Charlotte-Mecklenburg Schools hired 768 people using pandemic funds, costing $60 million each year, WFAE reported this week. The school system is calculating whether it can keep those employees by cutting vacant jobs, particularly county-funded roles that aren’t legally required but were set aside to help schools with more lower-income students. The Education Recovery Scorecard estimates the district was eight months behind in math and more than three months behind in reading, as of the spring 2023 tests.

Wake County school officials have asked the school board to support a request to county commissioners for permanent funding to keep some of the people they hired with stimulus funds — namely, permanent substitute teachers at every school and professionals with training in behavioral health, such as counselors and social workers.

That request doesn’t include the more than 300 intervention teachers the Wake system hired to accelerate the pace of student learning.

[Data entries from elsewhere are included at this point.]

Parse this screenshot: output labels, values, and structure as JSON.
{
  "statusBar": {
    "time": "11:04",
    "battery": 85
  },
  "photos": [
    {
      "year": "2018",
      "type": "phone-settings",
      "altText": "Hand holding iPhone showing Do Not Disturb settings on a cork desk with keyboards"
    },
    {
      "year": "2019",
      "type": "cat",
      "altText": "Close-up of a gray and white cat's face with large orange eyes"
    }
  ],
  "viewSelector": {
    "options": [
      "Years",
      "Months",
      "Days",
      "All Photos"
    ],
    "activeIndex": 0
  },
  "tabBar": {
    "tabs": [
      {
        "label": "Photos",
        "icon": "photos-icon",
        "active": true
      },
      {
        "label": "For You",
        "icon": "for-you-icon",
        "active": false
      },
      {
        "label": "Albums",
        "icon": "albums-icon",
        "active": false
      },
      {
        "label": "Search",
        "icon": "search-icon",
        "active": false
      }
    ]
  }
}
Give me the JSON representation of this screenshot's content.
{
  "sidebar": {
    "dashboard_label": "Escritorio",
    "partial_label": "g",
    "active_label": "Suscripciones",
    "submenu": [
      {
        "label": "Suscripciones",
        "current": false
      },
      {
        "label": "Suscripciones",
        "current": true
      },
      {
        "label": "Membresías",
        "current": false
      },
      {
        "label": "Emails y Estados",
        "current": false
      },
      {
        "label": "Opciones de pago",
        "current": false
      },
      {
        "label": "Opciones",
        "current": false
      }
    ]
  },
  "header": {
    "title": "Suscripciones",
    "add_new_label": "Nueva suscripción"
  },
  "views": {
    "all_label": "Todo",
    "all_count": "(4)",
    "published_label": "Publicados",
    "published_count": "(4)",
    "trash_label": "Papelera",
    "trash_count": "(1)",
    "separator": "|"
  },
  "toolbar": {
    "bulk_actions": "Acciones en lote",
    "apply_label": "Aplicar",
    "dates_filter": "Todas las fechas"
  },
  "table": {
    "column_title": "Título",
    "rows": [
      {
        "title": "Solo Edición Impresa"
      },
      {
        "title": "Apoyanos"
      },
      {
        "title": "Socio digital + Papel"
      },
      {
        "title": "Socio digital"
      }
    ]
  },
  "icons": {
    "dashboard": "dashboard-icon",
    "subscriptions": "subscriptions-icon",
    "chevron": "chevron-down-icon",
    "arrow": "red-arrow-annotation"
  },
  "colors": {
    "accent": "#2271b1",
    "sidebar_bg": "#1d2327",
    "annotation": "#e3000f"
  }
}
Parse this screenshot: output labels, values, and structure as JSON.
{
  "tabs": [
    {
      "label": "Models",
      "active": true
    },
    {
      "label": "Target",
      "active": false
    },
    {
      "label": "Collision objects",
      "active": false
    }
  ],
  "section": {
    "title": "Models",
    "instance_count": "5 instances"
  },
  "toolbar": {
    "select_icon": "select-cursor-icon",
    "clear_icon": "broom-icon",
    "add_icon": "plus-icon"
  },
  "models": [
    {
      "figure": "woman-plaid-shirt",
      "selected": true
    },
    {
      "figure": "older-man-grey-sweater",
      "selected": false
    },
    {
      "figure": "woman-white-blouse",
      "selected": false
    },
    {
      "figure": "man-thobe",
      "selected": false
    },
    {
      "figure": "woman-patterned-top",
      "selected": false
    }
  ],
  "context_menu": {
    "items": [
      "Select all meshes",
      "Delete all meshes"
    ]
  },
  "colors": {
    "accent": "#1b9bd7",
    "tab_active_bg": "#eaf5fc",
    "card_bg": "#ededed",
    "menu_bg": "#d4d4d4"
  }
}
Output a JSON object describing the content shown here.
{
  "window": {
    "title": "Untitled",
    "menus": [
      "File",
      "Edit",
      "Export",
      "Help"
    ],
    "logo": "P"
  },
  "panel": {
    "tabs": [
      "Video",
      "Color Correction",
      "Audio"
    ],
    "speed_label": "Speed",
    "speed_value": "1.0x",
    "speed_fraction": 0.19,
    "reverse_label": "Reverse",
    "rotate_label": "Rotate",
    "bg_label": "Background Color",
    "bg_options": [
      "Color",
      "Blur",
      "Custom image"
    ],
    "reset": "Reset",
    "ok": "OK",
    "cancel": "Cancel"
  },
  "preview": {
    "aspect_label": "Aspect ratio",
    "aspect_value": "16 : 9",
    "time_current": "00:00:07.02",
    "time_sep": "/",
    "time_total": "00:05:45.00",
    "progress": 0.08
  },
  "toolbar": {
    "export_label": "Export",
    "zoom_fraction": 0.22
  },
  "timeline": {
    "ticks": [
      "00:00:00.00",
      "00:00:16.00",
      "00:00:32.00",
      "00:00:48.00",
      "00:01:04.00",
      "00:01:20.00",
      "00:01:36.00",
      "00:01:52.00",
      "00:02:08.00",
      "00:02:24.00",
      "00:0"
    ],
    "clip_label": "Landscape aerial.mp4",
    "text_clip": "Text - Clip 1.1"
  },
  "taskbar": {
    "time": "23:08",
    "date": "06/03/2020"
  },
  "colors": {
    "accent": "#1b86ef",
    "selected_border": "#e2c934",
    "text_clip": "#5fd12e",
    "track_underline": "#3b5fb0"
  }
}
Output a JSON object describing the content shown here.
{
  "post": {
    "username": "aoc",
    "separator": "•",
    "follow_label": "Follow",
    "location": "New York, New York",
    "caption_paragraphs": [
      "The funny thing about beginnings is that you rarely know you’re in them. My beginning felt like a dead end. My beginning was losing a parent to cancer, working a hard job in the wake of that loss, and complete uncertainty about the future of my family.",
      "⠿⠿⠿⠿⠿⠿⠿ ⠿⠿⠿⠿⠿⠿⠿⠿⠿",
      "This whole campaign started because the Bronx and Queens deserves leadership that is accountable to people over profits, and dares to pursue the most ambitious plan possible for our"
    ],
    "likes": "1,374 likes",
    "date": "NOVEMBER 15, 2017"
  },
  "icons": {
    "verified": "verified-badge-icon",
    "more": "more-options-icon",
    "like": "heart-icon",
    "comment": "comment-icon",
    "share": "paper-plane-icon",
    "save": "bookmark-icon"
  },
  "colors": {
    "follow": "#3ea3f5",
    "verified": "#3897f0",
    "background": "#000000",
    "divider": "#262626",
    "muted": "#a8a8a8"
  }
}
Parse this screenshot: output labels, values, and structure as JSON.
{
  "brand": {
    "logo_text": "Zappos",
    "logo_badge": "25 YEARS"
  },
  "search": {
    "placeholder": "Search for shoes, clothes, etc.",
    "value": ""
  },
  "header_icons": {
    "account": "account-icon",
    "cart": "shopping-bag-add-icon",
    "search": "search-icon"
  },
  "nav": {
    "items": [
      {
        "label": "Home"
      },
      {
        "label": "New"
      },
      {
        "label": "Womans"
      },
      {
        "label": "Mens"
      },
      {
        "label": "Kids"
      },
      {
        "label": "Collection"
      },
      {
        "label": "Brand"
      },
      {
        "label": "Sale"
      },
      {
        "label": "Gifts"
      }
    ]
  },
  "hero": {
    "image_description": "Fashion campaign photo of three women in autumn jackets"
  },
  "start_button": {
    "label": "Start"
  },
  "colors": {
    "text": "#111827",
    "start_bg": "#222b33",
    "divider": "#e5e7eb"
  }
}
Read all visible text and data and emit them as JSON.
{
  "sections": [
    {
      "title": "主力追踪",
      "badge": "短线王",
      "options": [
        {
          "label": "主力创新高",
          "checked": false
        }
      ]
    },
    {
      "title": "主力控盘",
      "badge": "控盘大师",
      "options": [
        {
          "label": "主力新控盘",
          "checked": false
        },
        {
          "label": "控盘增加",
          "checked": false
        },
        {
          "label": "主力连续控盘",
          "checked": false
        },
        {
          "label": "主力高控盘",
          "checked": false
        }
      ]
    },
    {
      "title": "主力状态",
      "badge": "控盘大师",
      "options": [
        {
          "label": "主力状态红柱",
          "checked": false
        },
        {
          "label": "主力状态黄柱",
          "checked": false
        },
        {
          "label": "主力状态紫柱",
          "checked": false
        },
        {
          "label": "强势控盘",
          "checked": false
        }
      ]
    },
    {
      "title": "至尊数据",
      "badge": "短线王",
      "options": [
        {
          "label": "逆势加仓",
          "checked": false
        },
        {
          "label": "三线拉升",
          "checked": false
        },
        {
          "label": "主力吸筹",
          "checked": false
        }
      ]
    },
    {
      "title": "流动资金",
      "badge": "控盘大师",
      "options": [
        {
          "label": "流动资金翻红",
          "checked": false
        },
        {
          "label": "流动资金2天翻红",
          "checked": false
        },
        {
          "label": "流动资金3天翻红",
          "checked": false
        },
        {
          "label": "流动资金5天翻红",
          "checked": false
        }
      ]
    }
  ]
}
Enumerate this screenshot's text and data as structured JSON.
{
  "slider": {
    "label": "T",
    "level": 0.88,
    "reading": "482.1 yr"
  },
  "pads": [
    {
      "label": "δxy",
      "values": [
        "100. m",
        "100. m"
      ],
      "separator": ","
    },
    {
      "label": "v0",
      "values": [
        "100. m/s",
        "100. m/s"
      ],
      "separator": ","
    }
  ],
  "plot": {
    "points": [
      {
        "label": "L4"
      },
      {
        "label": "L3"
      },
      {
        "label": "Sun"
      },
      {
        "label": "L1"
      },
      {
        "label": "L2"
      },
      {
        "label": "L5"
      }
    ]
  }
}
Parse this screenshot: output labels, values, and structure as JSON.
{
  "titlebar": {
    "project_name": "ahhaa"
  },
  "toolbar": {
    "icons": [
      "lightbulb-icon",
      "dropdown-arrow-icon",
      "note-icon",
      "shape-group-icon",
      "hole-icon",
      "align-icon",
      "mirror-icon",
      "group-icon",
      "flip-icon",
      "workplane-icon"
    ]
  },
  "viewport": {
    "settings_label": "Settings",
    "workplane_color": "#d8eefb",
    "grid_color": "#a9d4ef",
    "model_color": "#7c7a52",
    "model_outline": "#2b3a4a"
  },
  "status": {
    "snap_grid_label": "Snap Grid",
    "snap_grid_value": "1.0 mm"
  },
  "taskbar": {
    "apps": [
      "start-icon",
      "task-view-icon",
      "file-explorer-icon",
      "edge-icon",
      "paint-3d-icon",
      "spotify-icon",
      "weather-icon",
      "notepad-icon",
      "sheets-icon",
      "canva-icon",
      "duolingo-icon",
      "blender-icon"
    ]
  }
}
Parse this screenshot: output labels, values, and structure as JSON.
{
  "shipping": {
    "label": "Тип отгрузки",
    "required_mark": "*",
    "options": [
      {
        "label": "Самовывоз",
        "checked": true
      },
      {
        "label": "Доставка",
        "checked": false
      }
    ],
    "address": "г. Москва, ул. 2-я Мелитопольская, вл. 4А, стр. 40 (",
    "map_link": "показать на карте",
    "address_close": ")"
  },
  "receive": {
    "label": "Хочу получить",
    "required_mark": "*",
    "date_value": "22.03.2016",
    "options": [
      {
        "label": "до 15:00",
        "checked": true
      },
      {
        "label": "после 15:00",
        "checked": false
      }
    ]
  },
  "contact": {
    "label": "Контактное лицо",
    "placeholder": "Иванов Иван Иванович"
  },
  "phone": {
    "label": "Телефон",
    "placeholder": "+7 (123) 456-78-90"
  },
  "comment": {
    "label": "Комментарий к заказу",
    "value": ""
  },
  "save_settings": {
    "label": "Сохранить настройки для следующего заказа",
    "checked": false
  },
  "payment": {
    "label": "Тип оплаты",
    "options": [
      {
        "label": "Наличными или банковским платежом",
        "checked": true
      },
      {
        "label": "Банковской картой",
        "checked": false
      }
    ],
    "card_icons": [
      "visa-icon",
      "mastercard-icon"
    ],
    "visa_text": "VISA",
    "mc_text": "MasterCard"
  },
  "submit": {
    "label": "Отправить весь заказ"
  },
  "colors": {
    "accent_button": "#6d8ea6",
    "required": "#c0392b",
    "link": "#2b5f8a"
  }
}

It also doesn’t include the four $1,250 retention bonuses for employees that stimulus funds paid for — influxes of money that the district credits with helping them retain employees.

District spokesman Matt Dees said the district would like to maintain the intervention teachers but is still working on how to go about doing so.

“The common thread in all our efforts has been an intentional investment in well-qualified staff to support students,” Dees said.